I spent two days criticising Davie for his appalling driving skills, only to discover why he was having so many problems when I had to drive the car! Moral of the story – a cheap hire is indeed a cheap hire! Next time, I suspect we shall just use Hertz or Avis – at least you get a relatively new car from them, and it is parked just outside arrivals. The only saving graces with the car were that it had a MP3 connection, which meant we didn’t have to listen to Portugese radio, and there was aircon, which was very
"The clutch was so high it was almost jumping out of the car!"
much needed after the car (black) had been sitting around in the sun for a couple of hours!
Herdade do Rocim
Moving swiftly on, the first winery we had arranged to visit was Herdade do Rocim, a brand new winery near Portel in the Alentejo. We were greeted by Catia Campos and taken round the winery by Catarina Vieira, the resident wine-maker. In comparison with some of the other wineries that we visited in the week, it was a small operation, with 60 hectares under vine at present, expanding to 70 hectares in the next couple of years.
As wineries go, it was certainly the newest and most stylish of all the wineries that we visited,
with the whole winery laid out in a sort of cubist arrangement around the tasting room and restaurant.
Wines we tasted included the Olho de Mocho 2009 Rosé, Rocim 2009 White, Olho de Mocho Reserva 2009, Mariana/Chamilly 2008, Rocim 2009 Red, Olho de Mocha Reserva 2008, Vale de Mata Reserva 2007 and the Grande Rocim 2007. My favourites were definitely the Rocim 2009 White and Rocim 2009 Red.
The Grande Rocim 2007 was something else: very rich with a sweet nose but lovely dry palate and a crisp, fruity finish. It was a deep, dark, brooding monster, with lots of new oak and a mere 15.8% alcohol (although there was no alcohol burn!) Still very
young but built to last! Our first “Parker” wine of the week! We were treated to an evening meal in the tasting room, which was most enjoyable and very convivial.
We were introduced to the Alentejo speciality of black boar, in three different forms of chourico, together with local bread, olive oil and cheeses. Then there was dogfish soup, followed by a neck-of-lamb stew.

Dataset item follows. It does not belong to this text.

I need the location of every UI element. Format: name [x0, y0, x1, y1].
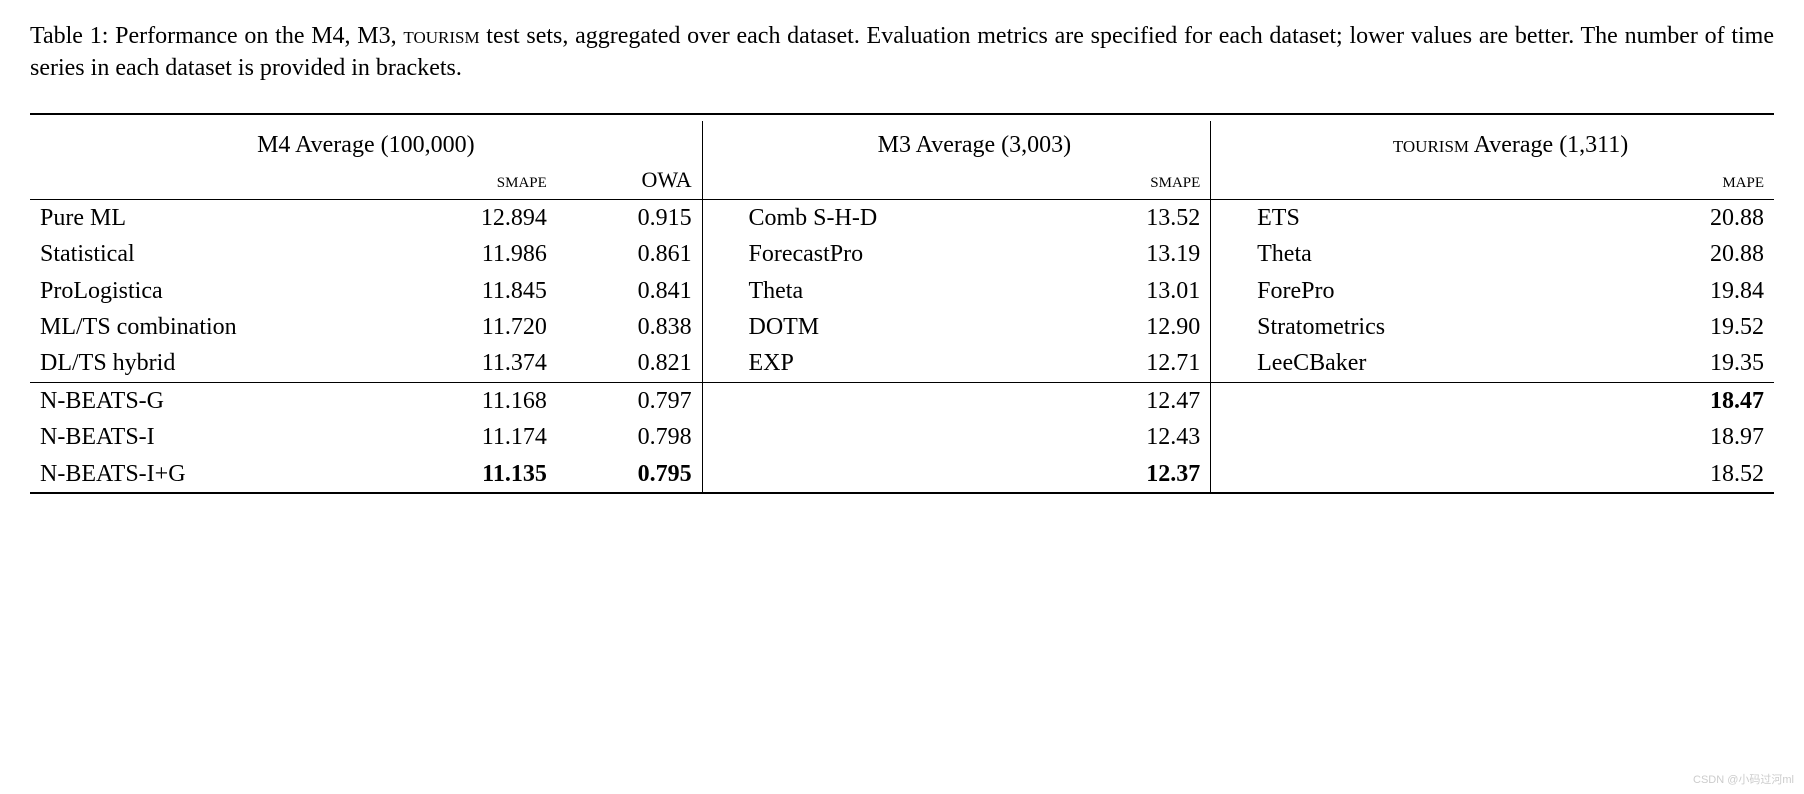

The sweet was definitely that – large balls of sugar held together by egg! Excruciatingly sweet, if you ask me! During the meal, Catarina told us about the exceptional weather they had had over the past year. A very cold winter followed by a very long, hot dry summer.
"As wineries go, it was certainly the newest and most stylish of all the wineries that we visited"
Between 20 August and 20 September, they had endured a fourteen day “heat-spike” when the temperature was still 40ºC at 8pm. It did cool down a bit in the evenings but the vines suffered serious heat stress, with alcohol rising and acid falling dramatically. Global warming (or climate change, if you prefer) has come to the Alantejo!
After the lovely meal, Catarina very kindly guided us to the hotel that had been booked for us in Portel. As we drove along the road, we both reflected on what a high standard had been set for the rest of the holiday, with lovely wines, exceptional hospitality and gorgeous food, all in a stunning winery.